Confluent, the principal commercial entity behind the Apache Kafka streaming data platform, is this morning announcing the company's $50M Series C funding round. The round is led by Sequoia Capital with participation from previous investors, Benchmark and Index Ventures, who led Confluent's Series A and B rounds, respectively; Sequoia partner Matt Miller has joined Confluent's board.
I spoke with Confluent co-founder and CEO Jay Kreps yesterday who pointed out that streaming data and streaming data platforms have huge momentum right now. He explained that among other priorities, the new investment dollars will be put into the company's continued expansion in the UK and Europe, building on last year's opening of the company's EMEA headquarters in London. Kreps also explained the new money will help the company double down on the platform to make it as good as the team possibly can. Monies will be put toward hiring top-notch people onto the team, as well.
Confluent's press release on the funding round explains that the company had over 700% ACV (annual contract value) subscription bookings growth in 2016, nearly tripled the number of employees, and onboarded new customers including Priceline.com, Surescripts, TiVo and Zopa.
Kreps and his co-founders came from the team at LinkedIn that created Kafka. This follows in the tradition of many open source Big Data projects, including HBase and Hadoop itself, which grew out of bespoke work done at various large Internet companies to meet needs that simply outstripped what commercially available platforms could handle. The projects are often subsequently open sourced; in other cases they are re-implemented as new open source projects, with development teams dominated by other large Internet companies.
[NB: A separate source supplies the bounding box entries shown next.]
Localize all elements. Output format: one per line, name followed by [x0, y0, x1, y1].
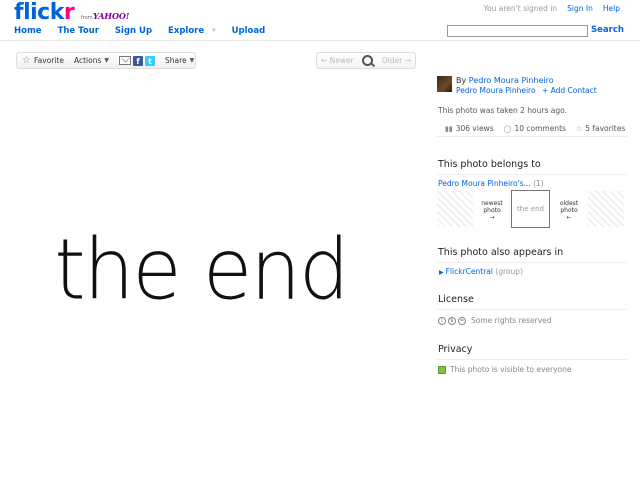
favorite-button[interactable]: ☆ Favorite: [17, 53, 69, 68]
account-links: You aren't signed in Sign In Help: [483, 4, 620, 13]
comments-count: 10 comments: [514, 123, 566, 133]
help-link[interactable]: Help: [603, 4, 620, 13]
oldest-photo-link[interactable]: oldest photo ←: [550, 191, 588, 227]
share-icons: f t: [114, 53, 160, 68]
chevron-down-icon[interactable]: ▾: [212, 26, 216, 36]
header-divider: [0, 40, 640, 41]
older-button[interactable]: Older →: [382, 56, 411, 65]
zoom-icon[interactable]: [362, 55, 374, 66]
signed-out-status: You aren't signed in: [483, 4, 558, 13]
divider: [437, 174, 627, 175]
twitter-icon[interactable]: t: [144, 55, 155, 66]
public-icon: [438, 365, 446, 374]
newer-label: Newer: [329, 56, 354, 65]
photo-label: photo: [560, 207, 578, 214]
nav-explore[interactable]: Explore: [168, 26, 204, 36]
nav-home[interactable]: Home: [14, 26, 42, 36]
facebook-icon[interactable]: f: [132, 55, 143, 66]
photo-content-text: the end: [54, 220, 349, 319]
by-label: By: [456, 76, 467, 85]
add-contact-link[interactable]: + Add Contact: [542, 86, 597, 95]
newer-button[interactable]: ← Newer: [321, 56, 354, 65]
views-stat: ▮▮ 306 views: [445, 124, 494, 133]
photostream-label: Pedro Moura Pinheiro's...: [438, 179, 531, 188]
photo-stats: ▮▮ 306 views ◯ 10 comments ☆ 5 favorites: [437, 119, 627, 137]
arrow-left-icon: ←: [566, 214, 572, 221]
newest-label: newest: [481, 200, 503, 207]
main-photo[interactable]: the end: [16, 72, 416, 480]
empty-thumb: [437, 191, 473, 227]
group-suffix: (group): [495, 267, 523, 276]
views-count: 306 views: [455, 123, 494, 133]
main-nav: Home The Tour Sign Up Explore ▾ Upload: [14, 26, 265, 36]
chevron-down-icon: ▼: [104, 57, 109, 64]
divider: [437, 359, 627, 360]
actions-label: Actions: [73, 56, 102, 65]
email-icon[interactable]: [118, 56, 131, 65]
comments-stat[interactable]: ◯ 10 comments: [504, 124, 566, 133]
photo-pager: ← Newer Older →: [316, 52, 416, 69]
star-icon: ☆: [22, 55, 31, 66]
license-info[interactable]: i $ = Some rights reserved: [438, 316, 552, 325]
flickr-logo[interactable]: flickr: [14, 0, 75, 25]
nav-tour[interactable]: The Tour: [58, 26, 99, 36]
owner-name-link[interactable]: Pedro Moura Pinheiro: [456, 86, 536, 95]
favorites-count: 5 favorites: [585, 123, 626, 133]
nav-upload[interactable]: Upload: [232, 26, 266, 36]
divider: [437, 309, 627, 310]
comment-icon: ◯: [503, 124, 512, 133]
owner-line: By Pedro Moura Pinheiro: [456, 76, 554, 85]
privacy-info: This photo is visible to everyone: [438, 365, 572, 374]
current-photo-thumb[interactable]: the end: [511, 190, 550, 228]
star-icon: ☆: [575, 124, 583, 133]
logo-text: flick: [14, 0, 64, 25]
empty-thumb: [588, 191, 624, 227]
share-label: Share: [164, 56, 187, 65]
arrow-right-icon: →: [489, 214, 495, 221]
yahoo-logo: YAHOO!: [93, 11, 130, 21]
oldest-label: oldest: [559, 200, 579, 207]
license-text: Some rights reserved: [471, 316, 552, 325]
taken-date: This photo was taken 2 hours ago.: [438, 106, 567, 115]
search-button[interactable]: Search: [591, 25, 624, 35]
search-input[interactable]: [447, 25, 588, 37]
owner-subline: Pedro Moura Pinheiro + Add Contact: [456, 86, 597, 95]
share-button[interactable]: Share ▼: [160, 53, 199, 68]
cc-by-icon: i: [438, 316, 446, 325]
triangle-right-icon: ▶: [439, 269, 444, 276]
photo-label: photo: [483, 207, 501, 214]
photostream-link[interactable]: Pedro Moura Pinheiro's... (1): [438, 179, 544, 188]
bar-chart-icon: ▮▮: [445, 124, 453, 133]
newest-photo-link[interactable]: newest photo →: [473, 191, 511, 227]
from-label: from: [81, 15, 93, 21]
cc-nc-icon: $: [448, 316, 456, 325]
older-label: Older: [381, 56, 403, 65]
nav-signup[interactable]: Sign Up: [115, 26, 152, 36]
favorite-label: Favorite: [33, 56, 64, 65]
favorites-stat[interactable]: ☆ 5 favorites: [576, 124, 625, 133]
logo-text-accent: r: [63, 0, 75, 25]
group-name: FlickrCentral: [445, 267, 493, 276]
sign-in-link[interactable]: Sign In: [567, 4, 593, 13]
appears-heading: This photo also appears in: [438, 247, 564, 258]
belongs-heading: This photo belongs to: [438, 159, 541, 170]
privacy-heading: Privacy: [438, 344, 473, 355]
photostream-strip: newest photo → the end oldest photo ←: [437, 190, 627, 228]
license-heading: License: [438, 294, 474, 305]
avatar[interactable]: [437, 76, 452, 92]
chevron-down-icon: ▼: [189, 57, 195, 64]
privacy-text: This photo is visible to everyone: [450, 365, 572, 374]
group-link[interactable]: ▶ FlickrCentral (group): [439, 267, 523, 276]
cc-nd-icon: =: [458, 316, 466, 325]
photostream-count: (1): [533, 179, 544, 188]
owner-link[interactable]: Pedro Moura Pinheiro: [469, 76, 554, 85]
actions-button[interactable]: Actions ▼: [69, 53, 114, 68]
divider: [437, 262, 627, 263]
photo-toolbar: ☆ Favorite Actions ▼ f t Share ▼: [16, 52, 196, 69]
I'm no expert investor, but putting money into Confluent seems like a very good bet to me. Kafka is the dominant streaming data platform, and the company says its Confluent Enterprise product is the leading Kafka distribution. And beyond the right place/right time factor, the company has been innovating at a rapid pace.
Meanwhile, Confluent Enterprise has room to evolve, beyond the Kafka platform, connectors and various API-level additions. Just as Cloudera, for example, has been monetizing Hadoop and Spark by including components in its Cloudera Enterprise products such as Cloudera Navigator and advanced features in Cloudera Manager, Confluent will need to move up the stack as well.
If some of the $50M goes toward such work, it will be money well-spent, and very well-invested. Meanwhile, Confluent is a company led by bright, accomplished people providing real value and stoking a growing ecosystem. Keep watching them.